In deciding for whom to vote in an election, it is important to not only consider the candidates’ views on the issues, but also their character and moral integrity. As Saint Thomas More says in the famous play “A Man for All Seasons,” “When statesmen ignore their moral consciences, they send themselves and their countries straight to hell.”

In the Leavenworth Times on Aug. 9, there was a letter by Byron Maduska about Jermaine Wilson, a candidate for the upcoming City Commission election in November 2017. Now, in the interests of full disclosure, I should say that I am good friends with Mr. Maduska. We disagree on many political issues, but I have always found him to be a caring person and a person of integrity. For example, several summers back, the air conditioning in my apartment broke down right in the middle of a heat wave with temperatures over 100 degrees. I was going to tough it out, but Mr. Maduska told me that to do so would be dangerous. He put me up in his house until I could get and install a new air conditioner. Also, several years back, a young policewoman lost her job unexpectedly. Mr. Maduska checked around several local police departments and called to tell me several that were hiring.

In his letter, Mr. Maduska noted that Mr. Wilson had served time in jail, and asked whether he had the necessary character and values to be on the City Commission. I have worked on issues of crime and violence for more than four decades, and there definitely are some people who have been to prison who should never be allowed to serve in public office. So it was quite legitimate for Mr. Maduska to raise this issue.

However, I have also done prison ministry for 24 years, so I know first-hand some people who have been to prison who have been able to turn their lives around and become productive members of the community. 
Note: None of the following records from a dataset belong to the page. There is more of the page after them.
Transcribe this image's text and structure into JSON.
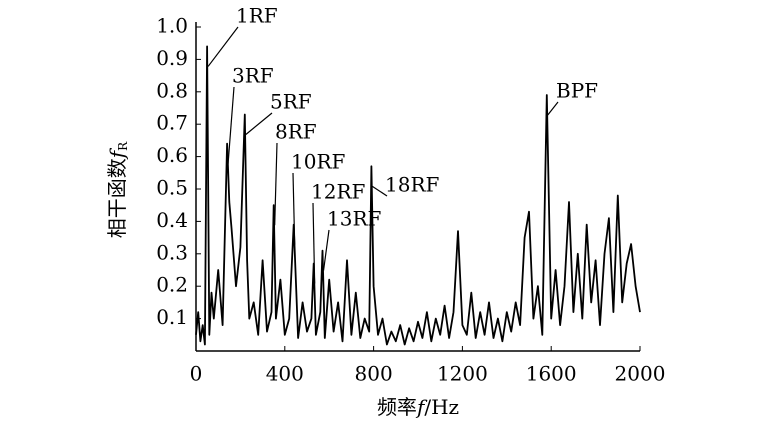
{
  "chart_data": {
    "type": "line",
    "ylabel": {
      "text": "相干函数",
      "var": "f",
      "sub": "R"
    },
    "xlabel": {
      "text": "频率",
      "var": "f",
      "unit": "/Hz"
    },
    "color": "#000000",
    "x": [
      0,
      10,
      20,
      30,
      40,
      50,
      60,
      70,
      80,
      100,
      120,
      140,
      150,
      160,
      180,
      200,
      220,
      230,
      240,
      260,
      280,
      300,
      320,
      340,
      350,
      360,
      380,
      400,
      420,
      440,
      460,
      480,
      500,
      520,
      530,
      540,
      560,
      570,
      580,
      600,
      620,
      640,
      660,
      680,
      700,
      720,
      740,
      760,
      780,
      790,
      800,
      820,
      840,
      860,
      880,
      900,
      920,
      940,
      960,
      980,
      1000,
      1020,
      1040,
      1060,
      1080,
      1100,
      1120,
      1140,
      1160,
      1180,
      1200,
      1220,
      1240,
      1260,
      1280,
      1300,
      1320,
      1340,
      1360,
      1380,
      1400,
      1420,
      1440,
      1460,
      1480,
      1500,
      1520,
      1540,
      1560,
      1580,
      1600,
      1620,
      1640,
      1660,
      1680,
      1700,
      1720,
      1740,
      1760,
      1780,
      1800,
      1820,
      1840,
      1860,
      1880,
      1900,
      1920,
      1940,
      1960,
      1980,
      2000
    ],
    "values": [
      0.05,
      0.12,
      0.03,
      0.08,
      0.02,
      0.94,
      0.05,
      0.18,
      0.1,
      0.25,
      0.08,
      0.64,
      0.46,
      0.38,
      0.2,
      0.32,
      0.73,
      0.28,
      0.1,
      0.15,
      0.05,
      0.28,
      0.06,
      0.12,
      0.45,
      0.1,
      0.22,
      0.05,
      0.1,
      0.39,
      0.04,
      0.15,
      0.06,
      0.1,
      0.27,
      0.05,
      0.12,
      0.31,
      0.04,
      0.22,
      0.06,
      0.15,
      0.03,
      0.28,
      0.05,
      0.18,
      0.04,
      0.1,
      0.06,
      0.57,
      0.2,
      0.05,
      0.1,
      0.02,
      0.06,
      0.03,
      0.08,
      0.02,
      0.07,
      0.03,
      0.09,
      0.04,
      0.12,
      0.03,
      0.1,
      0.05,
      0.14,
      0.04,
      0.12,
      0.37,
      0.08,
      0.05,
      0.18,
      0.04,
      0.12,
      0.05,
      0.15,
      0.04,
      0.1,
      0.03,
      0.12,
      0.06,
      0.15,
      0.08,
      0.35,
      0.43,
      0.1,
      0.2,
      0.05,
      0.79,
      0.1,
      0.25,
      0.08,
      0.2,
      0.46,
      0.12,
      0.3,
      0.1,
      0.39,
      0.15,
      0.28,
      0.08,
      0.3,
      0.41,
      0.12,
      0.48,
      0.15,
      0.27,
      0.33,
      0.2,
      0.12
    ],
    "xlim": [
      0,
      2000
    ],
    "xticks": [
      0,
      400,
      800,
      1200,
      1600,
      2000
    ],
    "ylim": [
      0,
      1
    ],
    "yticks": [
      0.1,
      0.2,
      0.3,
      0.4,
      0.5,
      0.6,
      0.7,
      0.8,
      0.9,
      {
        "value": 1,
        "label": "1.0"
      }
    ],
    "annotations": [
      {
        "text": "1RF",
        "x": 50,
        "y": 0.94
      },
      {
        "text": "3RF",
        "x": 140,
        "y": 0.64
      },
      {
        "text": "5RF",
        "x": 220,
        "y": 0.73
      },
      {
        "text": "8RF",
        "x": 350,
        "y": 0.45
      },
      {
        "text": "10RF",
        "x": 440,
        "y": 0.39
      },
      {
        "text": "12RF",
        "x": 530,
        "y": 0.27
      },
      {
        "text": "13RF",
        "x": 570,
        "y": 0.31
      },
      {
        "text": "18RF",
        "x": 790,
        "y": 0.57
      },
      {
        "text": "BPF",
        "x": 1580,
        "y": 0.79
      }
    ]
  }
}
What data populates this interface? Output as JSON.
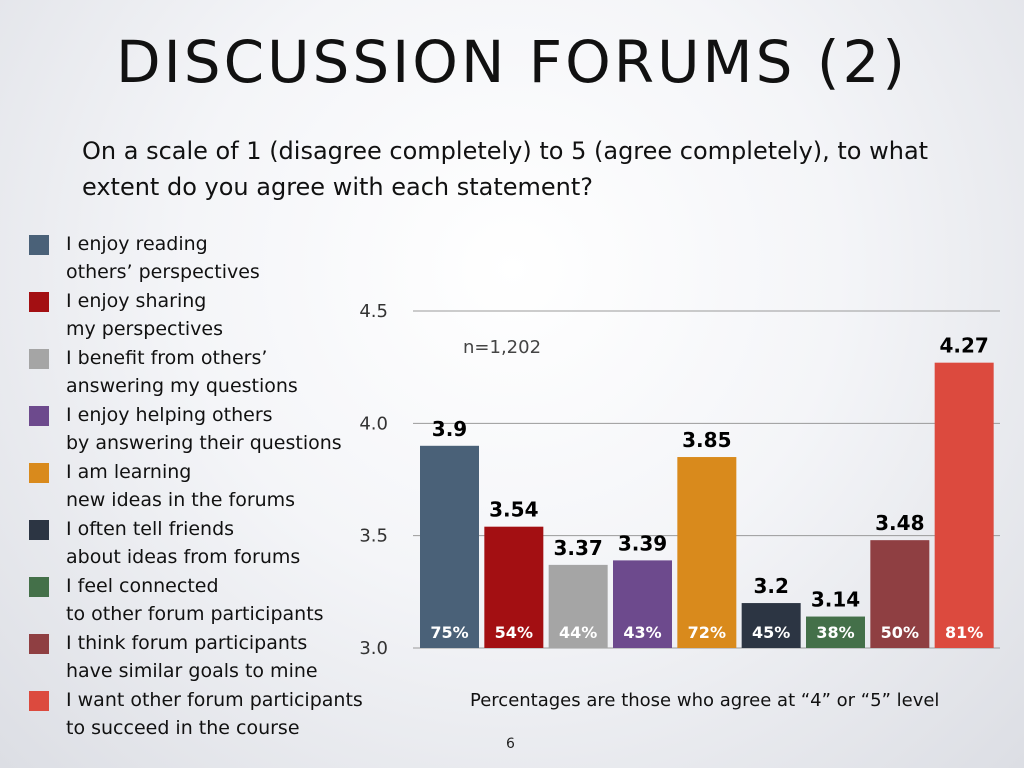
{
  "slide": {
    "title": "DISCUSSION  FORUMS  (2)",
    "subtitle": "On a scale of 1 (disagree completely) to 5 (agree completely), to what extent do you agree with each statement?",
    "page_number": "6"
  },
  "chart_data": {
    "type": "bar",
    "title": "",
    "xlabel": "",
    "ylabel": "",
    "ylim": [
      3.0,
      4.5
    ],
    "yticks": [
      "3.0",
      "3.5",
      "4.0",
      "4.5"
    ],
    "grid": true,
    "legend_position": "left",
    "annotation": "n=1,202",
    "note": "Percentages are those who agree at “4” or “5” level",
    "series": [
      {
        "name": "I enjoy reading others’ perspectives",
        "lines": [
          "I enjoy reading",
          "others’ perspectives"
        ],
        "value": 3.9,
        "value_label": "3.9",
        "percent_label": "75%",
        "color": "#4a6178"
      },
      {
        "name": "I enjoy sharing my perspectives",
        "lines": [
          "I enjoy sharing",
          "my perspectives"
        ],
        "value": 3.54,
        "value_label": "3.54",
        "percent_label": "54%",
        "color": "#a30f12"
      },
      {
        "name": "I benefit from others’ answering my questions",
        "lines": [
          "I benefit from others’",
          "answering my questions"
        ],
        "value": 3.37,
        "value_label": "3.37",
        "percent_label": "44%",
        "color": "#a5a5a5"
      },
      {
        "name": "I enjoy helping others by answering their questions",
        "lines": [
          "I enjoy helping others",
          "by answering their questions"
        ],
        "value": 3.39,
        "value_label": "3.39",
        "percent_label": "43%",
        "color": "#6d4a8d"
      },
      {
        "name": "I am learning new ideas in the forums",
        "lines": [
          "I am learning",
          "new ideas in the forums"
        ],
        "value": 3.85,
        "value_label": "3.85",
        "percent_label": "72%",
        "color": "#d98a1c"
      },
      {
        "name": "I often tell friends about ideas from forums",
        "lines": [
          "I often tell friends",
          "about ideas from forums"
        ],
        "value": 3.2,
        "value_label": "3.2",
        "percent_label": "45%",
        "color": "#2c3543"
      },
      {
        "name": "I feel connected to other forum participants",
        "lines": [
          "I feel connected",
          "to other forum participants"
        ],
        "value": 3.14,
        "value_label": "3.14",
        "percent_label": "38%",
        "color": "#447049"
      },
      {
        "name": "I think forum participants have similar goals to mine",
        "lines": [
          "I think forum participants",
          "have similar goals to mine"
        ],
        "value": 3.48,
        "value_label": "3.48",
        "percent_label": "50%",
        "color": "#8f3f42"
      },
      {
        "name": "I want other forum participants to succeed in the course",
        "lines": [
          "I want other forum participants",
          "to succeed in the course"
        ],
        "value": 4.27,
        "value_label": "4.27",
        "percent_label": "81%",
        "color": "#dc4a3e"
      }
    ]
  }
}
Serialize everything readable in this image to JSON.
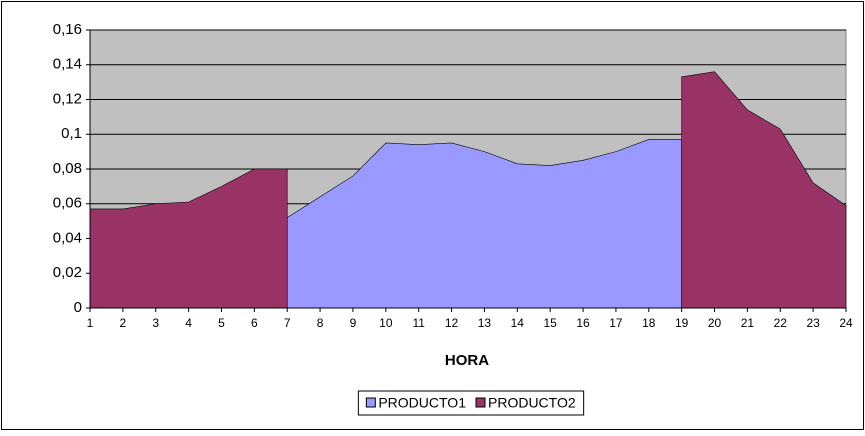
{
  "chart_data": {
    "type": "area",
    "x_label": "HORA",
    "categories": [
      "1",
      "2",
      "3",
      "4",
      "5",
      "6",
      "7",
      "8",
      "9",
      "10",
      "11",
      "12",
      "13",
      "14",
      "15",
      "16",
      "17",
      "18",
      "19",
      "20",
      "21",
      "22",
      "23",
      "24"
    ],
    "series": [
      {
        "name": "PRODUCTO1",
        "color": "#9999ff",
        "values": [
          null,
          null,
          null,
          null,
          null,
          null,
          0.052,
          0.064,
          0.076,
          0.095,
          0.094,
          0.095,
          0.09,
          0.083,
          0.082,
          0.085,
          0.09,
          0.097,
          0.097,
          null,
          null,
          null,
          null,
          null
        ]
      },
      {
        "name": "PRODUCTO2",
        "color": "#993366",
        "values": [
          0.057,
          0.057,
          0.06,
          0.061,
          0.07,
          0.08,
          0.08,
          null,
          null,
          null,
          null,
          null,
          null,
          null,
          null,
          null,
          null,
          null,
          0.133,
          0.136,
          0.114,
          0.103,
          0.072,
          0.059
        ]
      }
    ],
    "ylim": [
      0,
      0.16
    ],
    "yticks": [
      0,
      {
        "value": 0.02,
        "label": "0,02"
      },
      {
        "value": 0.04,
        "label": "0,04"
      },
      {
        "value": 0.06,
        "label": "0,06"
      },
      {
        "value": 0.08,
        "label": "0,08"
      },
      {
        "value": 0.1,
        "label": "0,1"
      },
      {
        "value": 0.12,
        "label": "0,12"
      },
      {
        "value": 0.14,
        "label": "0,14"
      },
      {
        "value": 0.16,
        "label": "0,16"
      }
    ],
    "grid": true,
    "legend": "bottom"
  }
}
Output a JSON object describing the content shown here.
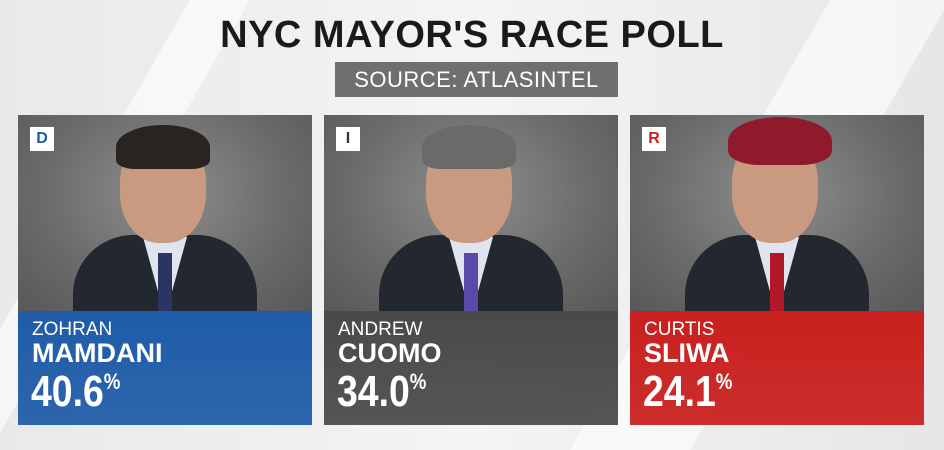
{
  "title": "NYC MAYOR'S RACE POLL",
  "source": "SOURCE: ATLASINTEL",
  "candidates": [
    {
      "party": "D",
      "first": "ZOHRAN",
      "last": "MAMDANI",
      "pct": "40.6",
      "pct_sign": "%",
      "color": "#1f5ca8",
      "badge_color": "#1f5ca8"
    },
    {
      "party": "I",
      "first": "ANDREW",
      "last": "CUOMO",
      "pct": "34.0",
      "pct_sign": "%",
      "color": "#4a4a4a",
      "badge_color": "#333333"
    },
    {
      "party": "R",
      "first": "CURTIS",
      "last": "SLIWA",
      "pct": "24.1",
      "pct_sign": "%",
      "color": "#c8201e",
      "badge_color": "#c8201e"
    }
  ]
}
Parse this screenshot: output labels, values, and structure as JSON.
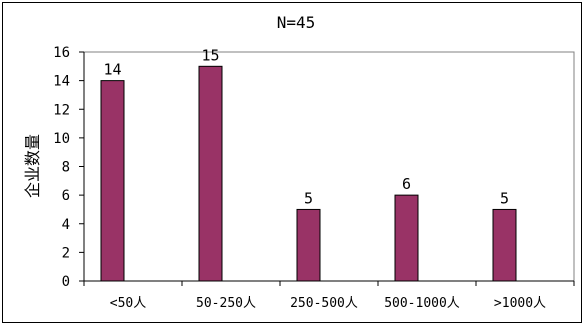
{
  "chart_data": {
    "type": "bar",
    "title": "N=45",
    "ylabel": "企业数量",
    "xlabel": "",
    "categories": [
      "<50人",
      "50-250人",
      "250-500人",
      "500-1000人",
      ">1000人"
    ],
    "values": [
      14,
      15,
      5,
      6,
      5
    ],
    "data_labels": [
      "14",
      "15",
      "5",
      "6",
      "5"
    ],
    "ylim": [
      0,
      16
    ],
    "yticks": [
      "0",
      "2",
      "4",
      "6",
      "8",
      "10",
      "12",
      "14",
      "16"
    ],
    "grid": false,
    "legend": "none",
    "bar_color": "#993366"
  }
}
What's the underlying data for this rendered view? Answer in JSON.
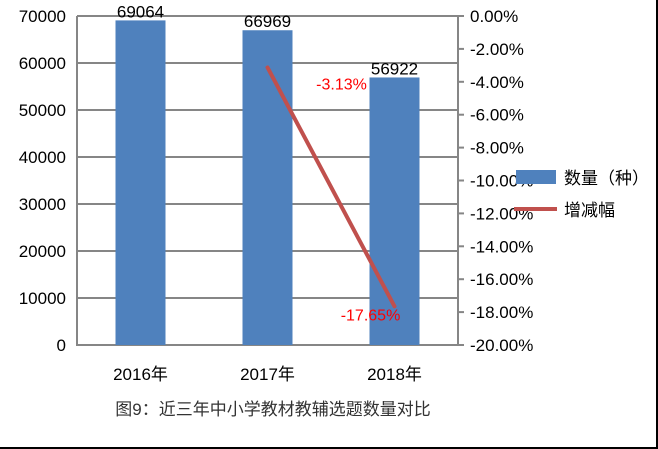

In my chosen field of terrorism, we have a saying, “The best counter-terrorist is an ex-terrorist.” In big cities all over the country, police departments have been aided in their fight against gang violence by ex-gang members who have been to prison and, as the saying goes, “got religion.”

In his letter to the Times on Aug. 10, Mr. Wilson answered many of the questions raised by Mr. Maduska’s letter, so I am glad that he wrote this letter. But in talking to people around Leavenworth, a lot of people still have questions. So let me respectfully suggest to Mr. Wilson that some time soon he hold a public forum where he can make his case for why he feels that his past is no barrier to him doing an effective job as city commissioner, and then take questions from the residents of Leavenworth.

My model for such a forum is an event that took place in the 1960 election. John Kennedy, a Catholic, was running for president, and a Catholic had never been president of the United States. Many people were hesitant to vote for Kennedy because of his faith. So Kennedy went before a meeting of Baptist ministers to explain why his faith would not be a barrier to him doing his duties as president. He was quite successful in his efforts, and he went on to win the 1960 election.  

Finally, I want to thank the Leavenworth Times for enabling the city to have a public discussion of this issue. It is never healthy in a democratic society for issues to be discussed in secrecy.

Ernest Evans is a Leavenworth Times columnist.